Section III: Potential Benefits and Risks
The growing influence of social media on investing behavior and decision-making can offer, in relevant circumstances, potential benefits for investors, but it also may carry potential risks that should be carefully considered. Certain potential benefits and risks are noted below.
Potential Benefits
- Increased access and wider ranges of investment information: Social media platforms may facilitate investor access to investment-related content, advice and ideas shared by a wide range of sources, including finfluencers and online communities. This may help expand access to financial information.42 In addition, access to social media sentiment data may serve as a new source of information for investors that may provide useful insight.
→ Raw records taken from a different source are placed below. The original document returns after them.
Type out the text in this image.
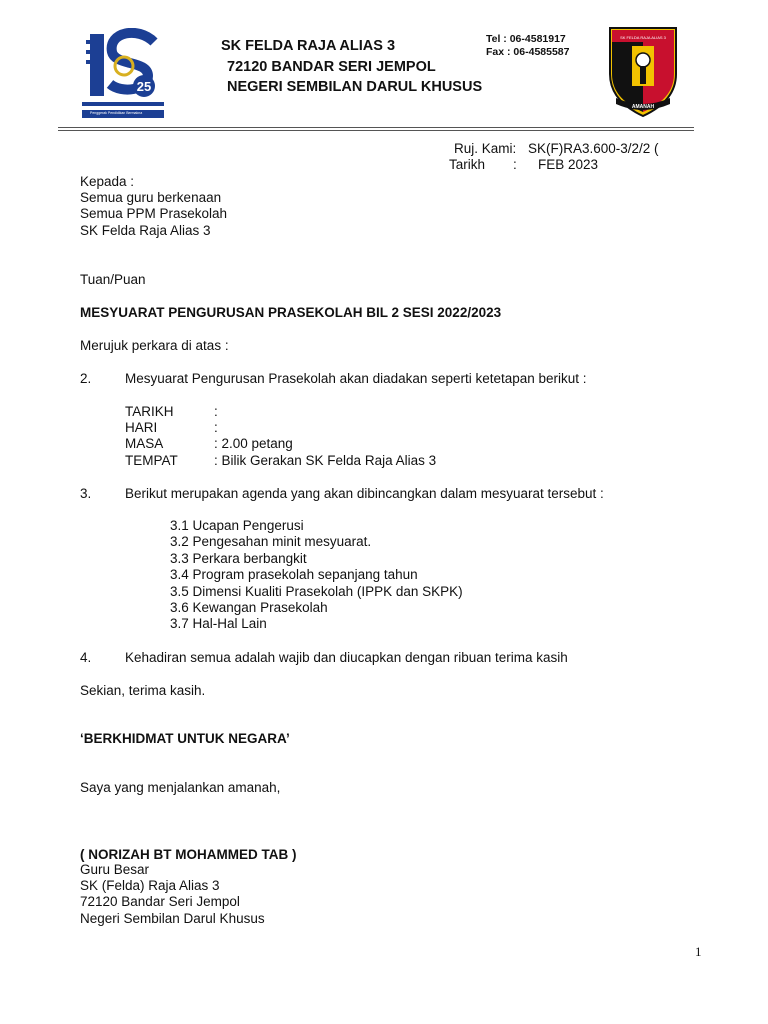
25
PROGRAM TRANSFORMASI SEKOLAH 2025
Penggerak Pendidikan Bermakna
SK FELDA RAJA ALIAS 3
72120 BANDAR SERI JEMPOL
NEGERI SEMBILAN DARUL KHUSUS
Tel : 06-4581917
Fax : 06-4585587
SK FELDA RAJA ALIAS 3
AMANAH
Ruj. Kami: SK(F)RA3.600-3/2/2 (
Tarikh : FEB 2023
Kepada :
Semua guru berkenaan
Semua PPM Prasekolah
SK Felda Raja Alias 3
Tuan/Puan
MESYUARAT PENGURUSAN PRASEKOLAH BIL 2 SESI 2022/2023
Merujuk perkara di atas :
2. Mesyuarat Pengurusan Prasekolah akan diadakan seperti ketetapan berikut :
TARIKH	:
HARI	:
MASA	: 2.00 petang
TEMPAT	: Bilik Gerakan SK Felda Raja Alias 3
3. Berikut merupakan agenda yang akan dibincangkan dalam mesyuarat tersebut :
3.1 Ucapan Pengerusi
3.2 Pengesahan minit mesyuarat.
3.3 Perkara berbangkit
3.4 Program prasekolah sepanjang tahun
3.5 Dimensi Kualiti Prasekolah (IPPK dan SKPK)
3.6 Kewangan Prasekolah
3.7 Hal-Hal Lain
4. Kehadiran semua adalah wajib dan diucapkan dengan ribuan terima kasih
Sekian, terima kasih.
‘BERKHIDMAT UNTUK NEGARA’
Saya yang menjalankan amanah,
( NORIZAH BT MOHAMMED TAB )
Guru Besar
SK (Felda) Raja Alias 3
72120 Bandar Seri Jempol
Negeri Sembilan Darul Khusus
1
- Potential to improve engagement and understanding of financial services: Increased access to information on social media holds the potential to improve overall financial literacy, if investors discover accurate content that engages them. The interactive and accessible nature of social media-based investment content may provide investors with helpful financial information that they may not otherwise have and engage investors who may have previously felt intimidated by traditional financial services.43
- Identifying emerging trends: Monitoring social media activity may allow investors to identify emerging investment trends or themes before they are widely recognized by the broader market including by engaging with various groups on social media platforms.44 In addition, market participants may now be able to harness the information content from social media sentiment data, a different type of information than has traditionally been available for security markets analysis, to identify trends.
Potential Risks
- Misinformation and lack of transparency: Social media investment content may contain inaccurate, misleading, biased information or improper disclosures (e.g., failing to disclose a conflict of interest). In addition, persons who provide investment information on social media may lack any formal financial training or education, which can be particularly problematic if social media functions as the primary source of information for an investor. These factors could potentially lead investors to make decisions based on incomplete or unreliable information.45
- Fraud and market manipulation: Bad actors can exploit the anonymity, reach and rapid information dissemination capabilities of social media platforms to target vulnerable investors or manipulate markets before the platforms or regulators can intervene.46 As a result, investors may become susceptible to various forms of investment fraud including pump-and-dump schemes, impersonation of financial experts and coordinated misinformation campaigns designed to artificially influence security prices.47 There has been a recent rise of so-called “pig butchering” and investment club schemes that are generally advertised on social media platforms (including dedicated investment pages or communities) and carried out on private messaging apps.48 In addition, bad actors may use social media for impostor-driven or relationship-based schemes, as well similar scams to defraud investors.49
- Overreliance on social media: Investors who rely too heavily on social media-based investment insights may neglect other sources of information related to a company's fundamentals or the broader market conditions, potentially leading to investment decisions based on incomplete information.50 Moreover, as detailed by a recent FINRA Foundation study, investors who rely on social media for financial advice exhibited a far greater likelihood (72 percent) of taking on risky investments.51
- Additional considerations for sentiment analysis tools: Certain risks may be particularly important in the context of using social media sentiment analysis tools including:
- Accuracy limitations: During discussion with FINRA staff, some market participants indicated that sentiment analysis tools (similar to other tools that are designed to extract information from unstructured data) may struggle with sarcasm, idioms, misleading information and contextual language. This is particularly true when considering information across multiple languages, potentially leading to inaccurate classifications related to sentiment. Moreover, many sentiment analysis tools classify text into broad categories such as positive, negative or neutral, and may fail to capture more nuanced sentiments.
- Data quality issues: Similar to other data analysis tools, the quality of the output from sentiment analysis tools is highly dependent on the quality and relevance of the input data. As previously noted, social media may frequently contain inaccurate, misleading or biased information which may make the usefulness of sentiment analysis tools dependent on their ability to weed out data that may comprise its output.52
- Accuracy limitations: During discussion with FINRA staff, some market participants indicated that sentiment analysis tools (similar to other tools that are designed to extract information from unstructured data) may struggle with sarcasm, idioms, misleading information and contextual language. This is particularly true when considering information across multiple languages, potentially leading to inaccurate classifications related to sentiment. Moreover, many sentiment analysis tools classify text into broad categories such as positive, negative or neutral, and may fail to capture more nuanced sentiments.
Overall, while social media-influenced investing may offer potential benefits to both member firms and investors, it may also carry risks. Accordingly, market participants seeking to leverage social media for investment decisions to take advantage of the benefits social media may provide may also desire to carefully consider what, if any, processes they can use to limit or contain these risks.